Actualmente, não existe tratamento eficaz contra as infecções por microsporídios. A dificuldade de penetração dos fármacos, na espessa parede do esporo do parasita, constitui um dos principais obstáculos, dado que, mesmo que outros estádios vegetativos sejam destruidos e a morfogénese dos esporos seja perturbada, existe sempre, a possibilidade do restabelecimento da infecção através dos esporos maduros, quando a terapêutica é interrompida [Canning & Hollister 1992a; Kotler & Orenstein 1999].

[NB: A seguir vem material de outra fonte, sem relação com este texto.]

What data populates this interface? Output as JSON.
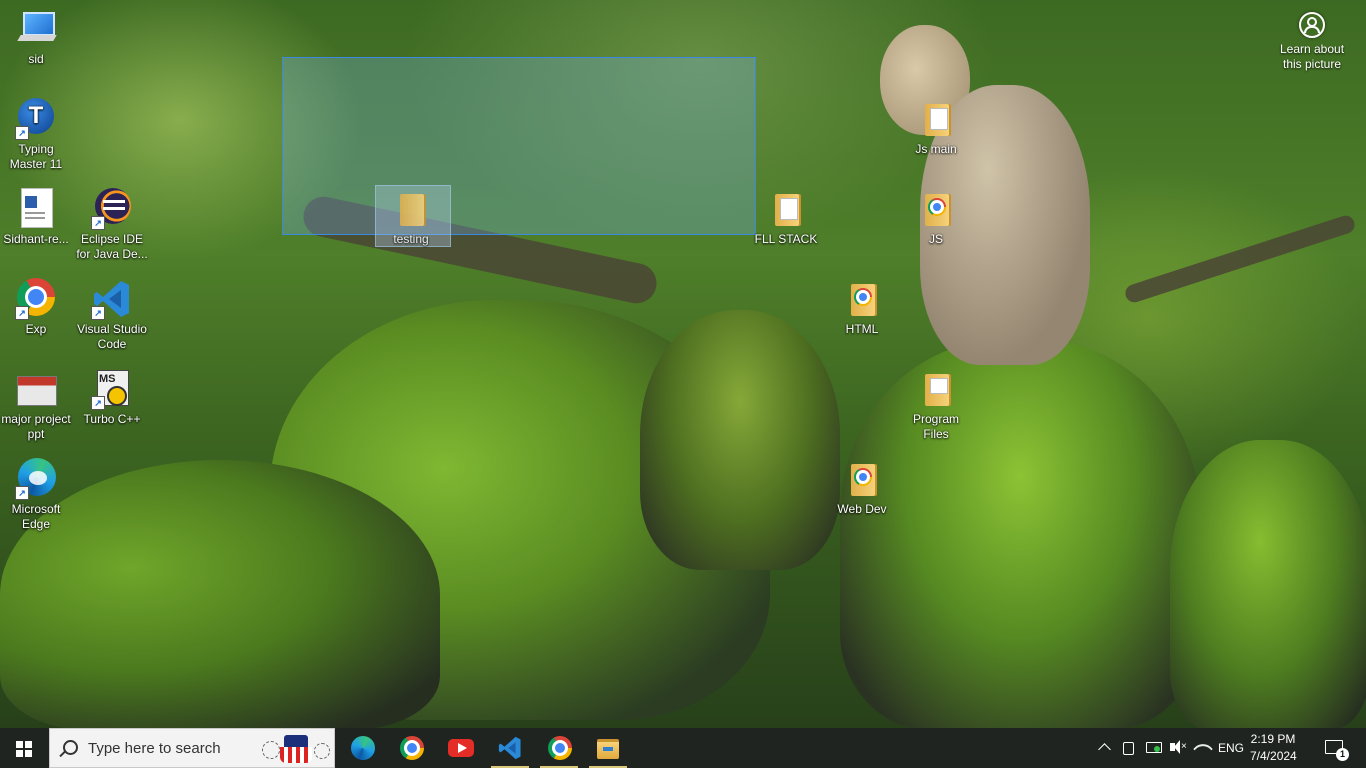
{
  "desktop": {
    "icons": [
      {
        "id": "sid",
        "label": "sid"
      },
      {
        "id": "typing-master",
        "label": "Typing Master 11"
      },
      {
        "id": "sidhant-resume",
        "label": "Sidhant-re..."
      },
      {
        "id": "eclipse",
        "label": "Eclipse IDE for Java De..."
      },
      {
        "id": "exp",
        "label": "Exp"
      },
      {
        "id": "vscode",
        "label": "Visual Studio Code"
      },
      {
        "id": "major-project",
        "label": "major project ppt"
      },
      {
        "id": "turbo-cpp",
        "label": "Turbo C++"
      },
      {
        "id": "edge",
        "label": "Microsoft Edge"
      },
      {
        "id": "testing",
        "label": "testing"
      },
      {
        "id": "fll-stack",
        "label": "FLL STACK"
      },
      {
        "id": "js-main",
        "label": "Js main"
      },
      {
        "id": "js",
        "label": "JS"
      },
      {
        "id": "html",
        "label": "HTML"
      },
      {
        "id": "program-files",
        "label": "Program Files"
      },
      {
        "id": "web-dev",
        "label": "Web Dev"
      }
    ],
    "learn_about": "Learn about this picture"
  },
  "taskbar": {
    "search_placeholder": "Type here to search",
    "apps": [
      "microsoft-edge",
      "google-chrome",
      "youtube",
      "visual-studio-code",
      "google-chrome",
      "file-explorer"
    ],
    "tray": {
      "language": "ENG",
      "time": "2:19 PM",
      "date": "7/4/2024",
      "notifications": "1"
    }
  },
  "colors": {
    "taskbar": "#1f2420",
    "selection": "#3b8ae0",
    "vscode_blue": "#2a8ad8",
    "youtube_red": "#e52d27"
  }
}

Os poucos estudos publicados sobre a terapêutica das microsporidioses, inserem- se sempre no contexto de abordagem terapêutica às infecções oportunistas em doentes infectados por VIH. A terapêutica anti-retrovírica utilizada presentemente, no tratamento de doentes com sida, resultou num aumento dos níveis dos linfócitos T CD4+ que, com a concomitante redução da carga viral de VIH, conduziu a um decréscimo na prevalência da maioria das infecções oportunistas, incluindo da microsporidiose [Goguel et al. 1997; Conteas et al. 1998b; Maggi et al. 2000; Didier et

al. 2005; Wiwanitkit 2006; Morpeth & Thielman 2006]. Num estudo recente sugere-se

que os inibidores da aspartil protease do VIH, inibem directamente o crescimento de E.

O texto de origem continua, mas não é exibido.